Cleveland and Baltimore last month sued lenders, setting off what could be a wave of such actions. Baltimore alleged that Wells Fargo made predatory loans in black neighborhoods, which the lender denied.

Cleveland's lawsuit targeted a broader array of lenders to recover the mounting costs of managing boarded properties and lost taxes.

St. Paul spent a record $100,000 boarding up vacant buildings last year and has budgeted more than $600,000 to monitor them this year.

"There are some unique legal efforts going on throughout the country that are focused on holding lenders accountable for the mess they have created in our neighborhoods," St. Paul City Attorney John Choi said.

"If the legal process is a viable option and it's in the city's best interests, we will aggressively take on this issue."

In Minneapolis, research has focused on the potential for charging subprime lenders with unfairly targeting borrowers of color with higher-cost loans, which some call predatory.

Minneapolis civil rights director Michael Jordan has been exploring that option since October at the suggestion of Council Member Cam Gordon, who was troubled by lender-generated data indicating a higher incidence of subprime loans among black and Latino borrowers. The Minneapolis civil rights ordinance forbids discrimination in real estate transactions.

"We're looking at that with some intensity," Jordan said.

A spokesman said that Minneapolis Mayor R.T. Rybak supports exploring the option of civil rights action but that it's too early to decide whether the matter should go ahead.

Hard to ignore problem now

Researchers at the University of Minnesota and elsewhere for years have found that higher cost loans are concentrated in minority communities, but that hasn't prompted city action.
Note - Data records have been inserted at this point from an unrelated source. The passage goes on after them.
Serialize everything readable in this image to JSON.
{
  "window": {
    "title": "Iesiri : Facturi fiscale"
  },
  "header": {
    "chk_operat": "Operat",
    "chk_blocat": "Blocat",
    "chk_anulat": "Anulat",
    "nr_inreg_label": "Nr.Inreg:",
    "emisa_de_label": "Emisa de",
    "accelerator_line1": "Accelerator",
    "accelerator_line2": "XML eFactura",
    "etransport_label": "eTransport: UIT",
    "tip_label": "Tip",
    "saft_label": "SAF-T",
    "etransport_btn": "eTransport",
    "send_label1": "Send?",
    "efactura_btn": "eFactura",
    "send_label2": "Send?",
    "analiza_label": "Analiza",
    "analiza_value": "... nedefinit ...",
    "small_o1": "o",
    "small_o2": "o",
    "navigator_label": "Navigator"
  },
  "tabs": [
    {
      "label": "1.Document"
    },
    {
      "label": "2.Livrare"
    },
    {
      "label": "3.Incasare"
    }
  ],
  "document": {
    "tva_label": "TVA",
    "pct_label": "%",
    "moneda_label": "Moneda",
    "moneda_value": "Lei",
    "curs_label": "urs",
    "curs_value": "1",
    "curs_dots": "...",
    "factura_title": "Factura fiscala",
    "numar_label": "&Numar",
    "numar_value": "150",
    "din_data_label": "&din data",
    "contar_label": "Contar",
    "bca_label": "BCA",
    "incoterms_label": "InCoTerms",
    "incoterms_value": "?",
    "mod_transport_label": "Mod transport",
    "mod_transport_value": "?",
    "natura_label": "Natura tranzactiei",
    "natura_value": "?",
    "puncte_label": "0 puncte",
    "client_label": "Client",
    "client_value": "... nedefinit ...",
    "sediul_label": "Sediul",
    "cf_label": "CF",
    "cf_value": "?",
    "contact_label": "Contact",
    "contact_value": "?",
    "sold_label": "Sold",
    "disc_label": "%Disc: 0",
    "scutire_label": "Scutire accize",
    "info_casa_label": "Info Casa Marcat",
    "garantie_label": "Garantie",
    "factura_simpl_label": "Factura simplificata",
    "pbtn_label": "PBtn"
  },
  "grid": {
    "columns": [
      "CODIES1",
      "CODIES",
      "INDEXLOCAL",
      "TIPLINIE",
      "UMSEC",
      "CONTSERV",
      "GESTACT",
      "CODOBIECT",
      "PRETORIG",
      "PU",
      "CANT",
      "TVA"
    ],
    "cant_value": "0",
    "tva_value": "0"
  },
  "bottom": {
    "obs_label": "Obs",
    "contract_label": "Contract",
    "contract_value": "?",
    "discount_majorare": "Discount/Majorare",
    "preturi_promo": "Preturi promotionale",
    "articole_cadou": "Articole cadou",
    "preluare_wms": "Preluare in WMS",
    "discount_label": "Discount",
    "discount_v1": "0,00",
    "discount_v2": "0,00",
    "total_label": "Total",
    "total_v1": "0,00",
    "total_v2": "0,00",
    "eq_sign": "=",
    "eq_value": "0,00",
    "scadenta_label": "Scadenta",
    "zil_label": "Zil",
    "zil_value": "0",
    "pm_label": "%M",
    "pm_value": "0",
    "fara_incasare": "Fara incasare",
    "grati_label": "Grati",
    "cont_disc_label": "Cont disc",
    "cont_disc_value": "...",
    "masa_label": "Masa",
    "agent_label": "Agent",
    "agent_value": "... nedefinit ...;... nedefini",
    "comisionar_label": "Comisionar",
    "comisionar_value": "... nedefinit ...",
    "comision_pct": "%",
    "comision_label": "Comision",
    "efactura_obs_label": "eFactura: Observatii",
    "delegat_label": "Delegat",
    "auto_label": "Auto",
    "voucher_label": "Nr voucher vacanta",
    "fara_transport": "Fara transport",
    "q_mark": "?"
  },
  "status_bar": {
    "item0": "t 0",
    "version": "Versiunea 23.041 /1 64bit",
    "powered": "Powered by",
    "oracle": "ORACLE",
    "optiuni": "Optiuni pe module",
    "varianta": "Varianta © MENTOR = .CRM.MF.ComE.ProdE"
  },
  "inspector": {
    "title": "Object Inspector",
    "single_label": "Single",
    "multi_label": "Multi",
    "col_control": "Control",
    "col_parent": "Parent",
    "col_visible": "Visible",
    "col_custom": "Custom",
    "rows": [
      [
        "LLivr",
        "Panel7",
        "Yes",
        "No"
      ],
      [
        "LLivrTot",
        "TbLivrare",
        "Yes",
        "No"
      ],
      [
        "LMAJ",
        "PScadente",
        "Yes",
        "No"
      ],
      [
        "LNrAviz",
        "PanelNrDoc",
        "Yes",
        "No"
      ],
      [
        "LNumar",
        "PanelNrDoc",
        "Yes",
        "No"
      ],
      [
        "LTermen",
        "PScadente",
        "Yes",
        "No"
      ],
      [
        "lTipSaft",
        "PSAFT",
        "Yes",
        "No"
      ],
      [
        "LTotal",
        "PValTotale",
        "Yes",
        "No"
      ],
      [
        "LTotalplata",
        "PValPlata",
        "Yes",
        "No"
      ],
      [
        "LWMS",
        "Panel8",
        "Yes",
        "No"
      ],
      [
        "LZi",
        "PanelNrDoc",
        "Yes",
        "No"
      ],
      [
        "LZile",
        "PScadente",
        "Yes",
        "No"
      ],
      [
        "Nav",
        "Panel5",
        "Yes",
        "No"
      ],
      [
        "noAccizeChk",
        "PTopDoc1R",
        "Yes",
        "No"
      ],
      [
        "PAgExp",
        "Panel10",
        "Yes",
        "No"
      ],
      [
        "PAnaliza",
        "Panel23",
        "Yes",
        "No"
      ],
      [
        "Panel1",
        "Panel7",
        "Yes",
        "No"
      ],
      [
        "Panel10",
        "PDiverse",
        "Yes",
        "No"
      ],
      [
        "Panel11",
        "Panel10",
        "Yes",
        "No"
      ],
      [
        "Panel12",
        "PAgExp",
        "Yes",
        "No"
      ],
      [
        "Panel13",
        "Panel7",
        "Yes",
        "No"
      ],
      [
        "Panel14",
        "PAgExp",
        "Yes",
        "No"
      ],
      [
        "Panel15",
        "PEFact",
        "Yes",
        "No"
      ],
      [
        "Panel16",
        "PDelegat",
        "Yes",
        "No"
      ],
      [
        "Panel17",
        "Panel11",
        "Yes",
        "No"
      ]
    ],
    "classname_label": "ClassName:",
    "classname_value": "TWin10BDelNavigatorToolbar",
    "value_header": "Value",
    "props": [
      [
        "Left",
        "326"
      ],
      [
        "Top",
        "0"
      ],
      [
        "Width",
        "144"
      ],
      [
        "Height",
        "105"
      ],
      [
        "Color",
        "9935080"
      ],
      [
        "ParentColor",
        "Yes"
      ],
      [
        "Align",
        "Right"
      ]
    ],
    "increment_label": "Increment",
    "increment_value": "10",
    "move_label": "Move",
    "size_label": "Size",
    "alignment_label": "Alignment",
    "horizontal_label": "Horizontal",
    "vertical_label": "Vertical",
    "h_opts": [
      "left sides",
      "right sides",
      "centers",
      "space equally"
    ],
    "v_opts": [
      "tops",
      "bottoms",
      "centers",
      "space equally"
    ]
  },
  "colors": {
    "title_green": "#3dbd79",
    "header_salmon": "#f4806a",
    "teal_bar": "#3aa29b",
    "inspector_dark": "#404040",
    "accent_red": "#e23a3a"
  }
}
It has taken neighborhoods full of boarded houses to gain the attention of public officials. Foreclosures tripled between 2005 and 2007 in Minneapolis.
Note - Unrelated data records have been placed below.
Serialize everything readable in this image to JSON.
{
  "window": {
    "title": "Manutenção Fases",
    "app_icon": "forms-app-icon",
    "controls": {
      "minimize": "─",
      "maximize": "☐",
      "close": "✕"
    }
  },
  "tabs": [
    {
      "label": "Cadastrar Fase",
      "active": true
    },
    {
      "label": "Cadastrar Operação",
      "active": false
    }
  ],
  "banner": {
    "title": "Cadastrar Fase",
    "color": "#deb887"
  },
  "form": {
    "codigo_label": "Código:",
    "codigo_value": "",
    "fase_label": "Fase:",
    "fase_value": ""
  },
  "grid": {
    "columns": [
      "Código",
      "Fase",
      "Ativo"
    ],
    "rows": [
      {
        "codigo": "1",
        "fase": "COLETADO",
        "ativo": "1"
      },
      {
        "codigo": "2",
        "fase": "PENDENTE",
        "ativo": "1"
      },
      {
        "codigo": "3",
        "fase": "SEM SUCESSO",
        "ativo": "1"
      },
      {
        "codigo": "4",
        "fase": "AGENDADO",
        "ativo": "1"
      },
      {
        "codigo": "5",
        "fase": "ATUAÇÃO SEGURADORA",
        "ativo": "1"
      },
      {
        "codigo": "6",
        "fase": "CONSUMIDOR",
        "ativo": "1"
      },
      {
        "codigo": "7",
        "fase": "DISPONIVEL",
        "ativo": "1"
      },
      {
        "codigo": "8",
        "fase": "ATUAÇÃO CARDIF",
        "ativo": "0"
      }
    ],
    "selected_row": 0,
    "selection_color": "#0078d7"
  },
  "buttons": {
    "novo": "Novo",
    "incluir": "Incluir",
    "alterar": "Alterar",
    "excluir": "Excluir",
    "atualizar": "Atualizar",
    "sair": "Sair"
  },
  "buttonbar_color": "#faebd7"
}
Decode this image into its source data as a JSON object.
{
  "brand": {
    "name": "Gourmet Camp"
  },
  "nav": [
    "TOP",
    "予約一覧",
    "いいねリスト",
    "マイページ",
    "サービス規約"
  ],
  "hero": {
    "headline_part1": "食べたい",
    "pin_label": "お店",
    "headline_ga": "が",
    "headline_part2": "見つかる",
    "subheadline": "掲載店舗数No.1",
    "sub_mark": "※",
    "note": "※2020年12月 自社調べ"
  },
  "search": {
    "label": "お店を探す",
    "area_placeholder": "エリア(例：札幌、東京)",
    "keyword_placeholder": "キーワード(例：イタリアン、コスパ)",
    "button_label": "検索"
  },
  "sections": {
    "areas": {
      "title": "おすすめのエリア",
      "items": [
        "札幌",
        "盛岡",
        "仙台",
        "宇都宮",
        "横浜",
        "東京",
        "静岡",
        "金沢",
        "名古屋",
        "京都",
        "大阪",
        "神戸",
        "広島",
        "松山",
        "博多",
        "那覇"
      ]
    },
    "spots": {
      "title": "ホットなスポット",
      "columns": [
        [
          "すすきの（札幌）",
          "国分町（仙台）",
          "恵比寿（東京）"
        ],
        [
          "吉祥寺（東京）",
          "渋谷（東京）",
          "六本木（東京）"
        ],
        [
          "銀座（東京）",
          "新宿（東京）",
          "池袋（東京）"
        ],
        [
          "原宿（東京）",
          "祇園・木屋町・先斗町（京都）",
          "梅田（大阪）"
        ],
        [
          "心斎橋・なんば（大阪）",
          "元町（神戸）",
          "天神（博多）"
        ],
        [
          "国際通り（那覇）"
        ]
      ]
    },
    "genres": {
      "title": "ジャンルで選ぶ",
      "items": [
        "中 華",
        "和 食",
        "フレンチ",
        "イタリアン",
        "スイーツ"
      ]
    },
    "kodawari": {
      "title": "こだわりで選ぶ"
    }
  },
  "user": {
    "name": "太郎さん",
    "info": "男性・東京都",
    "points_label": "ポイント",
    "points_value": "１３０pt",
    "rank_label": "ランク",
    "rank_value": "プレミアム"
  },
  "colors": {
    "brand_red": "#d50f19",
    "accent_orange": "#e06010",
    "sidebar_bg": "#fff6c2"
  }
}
Some blame subprime lenders. They lend to those whose credit problems exclude them from better interest rates, but those loans often include features such as prepayment penalties that discourage borrowers from getting better loans. A substantial minority of those who get subprime loans would have qualified for standard loans, advocates argue.
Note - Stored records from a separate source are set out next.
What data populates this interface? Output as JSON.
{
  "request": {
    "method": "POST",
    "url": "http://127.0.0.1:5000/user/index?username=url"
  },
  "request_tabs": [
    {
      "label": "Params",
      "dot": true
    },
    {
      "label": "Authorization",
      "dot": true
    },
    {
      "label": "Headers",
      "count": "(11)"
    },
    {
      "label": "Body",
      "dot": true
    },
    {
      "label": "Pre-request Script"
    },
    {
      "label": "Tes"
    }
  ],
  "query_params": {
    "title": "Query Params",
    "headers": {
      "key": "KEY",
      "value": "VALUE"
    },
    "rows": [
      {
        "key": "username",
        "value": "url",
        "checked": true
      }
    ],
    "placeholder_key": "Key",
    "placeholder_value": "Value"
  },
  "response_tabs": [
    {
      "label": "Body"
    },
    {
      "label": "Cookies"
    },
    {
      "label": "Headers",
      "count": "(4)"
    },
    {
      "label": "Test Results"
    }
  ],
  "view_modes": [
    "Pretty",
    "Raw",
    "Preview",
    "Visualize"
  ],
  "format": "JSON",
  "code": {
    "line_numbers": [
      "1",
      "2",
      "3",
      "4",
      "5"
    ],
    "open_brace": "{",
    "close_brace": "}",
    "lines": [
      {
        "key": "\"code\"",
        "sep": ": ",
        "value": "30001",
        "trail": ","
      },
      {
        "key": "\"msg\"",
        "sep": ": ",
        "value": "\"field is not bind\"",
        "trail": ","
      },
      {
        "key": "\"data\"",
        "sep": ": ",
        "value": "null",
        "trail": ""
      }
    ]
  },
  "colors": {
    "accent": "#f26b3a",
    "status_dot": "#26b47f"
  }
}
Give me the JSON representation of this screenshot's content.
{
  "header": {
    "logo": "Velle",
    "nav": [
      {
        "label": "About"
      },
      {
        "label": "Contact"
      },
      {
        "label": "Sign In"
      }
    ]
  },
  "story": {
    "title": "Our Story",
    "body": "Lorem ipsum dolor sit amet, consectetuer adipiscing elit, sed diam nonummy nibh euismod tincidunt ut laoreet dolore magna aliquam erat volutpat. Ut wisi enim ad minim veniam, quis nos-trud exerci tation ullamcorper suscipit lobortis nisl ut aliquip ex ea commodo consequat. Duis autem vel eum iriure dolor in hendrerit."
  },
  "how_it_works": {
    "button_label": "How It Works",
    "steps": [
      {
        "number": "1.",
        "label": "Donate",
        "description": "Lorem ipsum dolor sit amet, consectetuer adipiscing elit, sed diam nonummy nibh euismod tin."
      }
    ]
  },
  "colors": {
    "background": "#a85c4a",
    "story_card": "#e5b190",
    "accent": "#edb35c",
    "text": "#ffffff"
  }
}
Not everyone is enthusiastic about targeting subprime lenders. That includes Council President Barbara Johnson, one of the Minneapolis City Council's most outspoken activists on mortgage fraud issues.

"I just think it's premature. It's not helpful," she said. Wells Fargo has been working with the city on foreclosure issues in Minneapolis, she said.

The request to the Minneapolis city attorney's office came from Council Member Gary Schiff, who asked that the Cleveland and Baltimore approaches be examined for potential action against Wells Fargo and other lenders.

Schiff also has proposed tripling the annual fees charged against boarded buildings that draw housing orders. That fee is now $2,000, and city inspection officials are studying the per-house cost of city attention to unshoveled walks, unmowed grass, graffiti cleanup, police and fire calls, and other problems created by vacant houses. The council is expected to consider the fee increase later in the month.

ACORN's mortgage analysis

The proposed civil rights action against subprime lenders stems from the advocacy group ACORN's analysis of federal mortgage data that lenders report each year.

The 2006 data indicate again that minority borrowers in a 12-county area including the Twin Cities are more likely to buy or refinance homes with subprime loans. That's true even when they're compared to white borrowers with similar incomes.

That pattern is even worse here than most of the 172 large metro areas examined by ACORN.

Jordan is particularly troubled by ACORN's finding that the Twin Cities area is in the top 10 nationally for the subprime/prime disparity between whites and blacks. Blacks here are nearly four times more likely to rely on subprime loans as whites, ACORN found.

At Jordan's request, a research arm of the University of Minnesota expanded the ACORN analysis of credit data. "I get essentially the same patterns," said researcher Eric Myott of the Institute on Race and Poverty.